Diante desses modelos extremamente predatórios à dignidade médica, não nos causaram surpresa os dados fornecidos pelo levantamento O Médico e seu Trabalho, resultado da Pesquisa sobre Qualificação, Trabalho e Qualidade de Vida do Médico, realizado pelo Conselho Federal de Medicina, em 2004, que apresentou o mais recente censo sobre o número de médicos no país. No ano passado, os dados revelavam a existência de 292.805 profissionais em atividade, ou seja um médico para cada 725 habitantes, concentrados nas capitais e na região Sudeste. Outro número alarmante constatado pela pesquisa: quando perguntados sobre o futuro da profissão, 45,7% dos entrevistados responderam com pessimismo.
Esses números apenas constatam que hoje a classe médica, em sua maioria, encontra-se desmotivada, desvalorizada, e, por vezes, constrangida de não poder exercer a profissão em sua plenitude em virtude dos modelos econômicos tão preponderantes em nosso tempo. O ato médico não deve ficar restrito a um mero item de planilha de custo. É insubstituível seu papel na preservação da vida e aí encontram-se a velha essência e a humanização da nossa profissão. Apesar desses percalços, a medicina, como já dizia Hipócrates, continua sendo a mais bela das artes, de nobreza e missão com certeza inigualáveis. Acreditando que o médico não pode negar a sua vocação, nem render-se aos desafios à profissão, a AMB, o seu conjunto de Sociedades de Especialidade e o Conselho Federal de Medicina trabalharam este ano com afinco na elaboração de um processo perene de educação médica continuada, cujo início se dará no próximo ano.
Atualmente, quase a metade dos médicos brasileiros possui Título de Especialista.
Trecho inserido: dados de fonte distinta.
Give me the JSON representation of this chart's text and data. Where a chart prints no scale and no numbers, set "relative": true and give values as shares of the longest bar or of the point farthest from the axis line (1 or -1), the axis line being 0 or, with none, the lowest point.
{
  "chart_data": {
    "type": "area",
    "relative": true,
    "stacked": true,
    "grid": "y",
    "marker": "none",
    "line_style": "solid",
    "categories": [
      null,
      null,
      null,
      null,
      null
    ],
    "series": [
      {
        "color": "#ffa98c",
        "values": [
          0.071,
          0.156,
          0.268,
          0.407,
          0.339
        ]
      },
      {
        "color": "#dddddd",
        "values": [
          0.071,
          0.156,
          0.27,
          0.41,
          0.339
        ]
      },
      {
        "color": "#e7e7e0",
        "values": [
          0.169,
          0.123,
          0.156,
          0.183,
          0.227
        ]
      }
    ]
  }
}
Eles se distribuem por 53 especialidades e constituem a porção mais preparada da classe médica brasileira em termos assistenciais. É notório que o conhecimento médico cresce vertiginosamente e que aumentou em mais de sete vezes nos últimos 20 anos. Há informações surgindo a todo momento, drogas e medicamentos recém-descobertos, novas formas de diagnóstico e tratamento – o que obriga a uma permanente atualização para benefício do atendimento ao paciente.
A Medicina é uma profissão na qual o aprimoramento está estreitamente ligado ao melhor atendimento e a um melhor modelo assistencial. É claro que a revalidação periódica de Títulos obtidos no passado não é a única nem a mais eficiente forma de preparar melhor o médico. Ela faz parte de um conjunto de medidas que inclui não só uma adequada educação continuada após a graduação, mas também uma boa formação nas escolas médicas, etapa fundamental que, infelizmente, como já dissemos, tem deixado muito a desejar. Acreditamos que a classe médica tem em mãos uma oportunidade ímpar de dar um exemplo de preocupação com a qualificação continuada de seus pares. Caberá aos próprios médicos e às Sociedades de Especialidade conduzir bem esse processo. Valorizá-lo, por um lado, e torná-lo acessível, de baixo custo e competente, por outro, são os desafios futuros. Com certeza os pacientes agradecerão e aí sim os médicos continuarão tendo um real e digno motivo para comemorar não apenas este, mas muitos outros 18 de outubro.
* É presidente da Associação Médica Brasileira.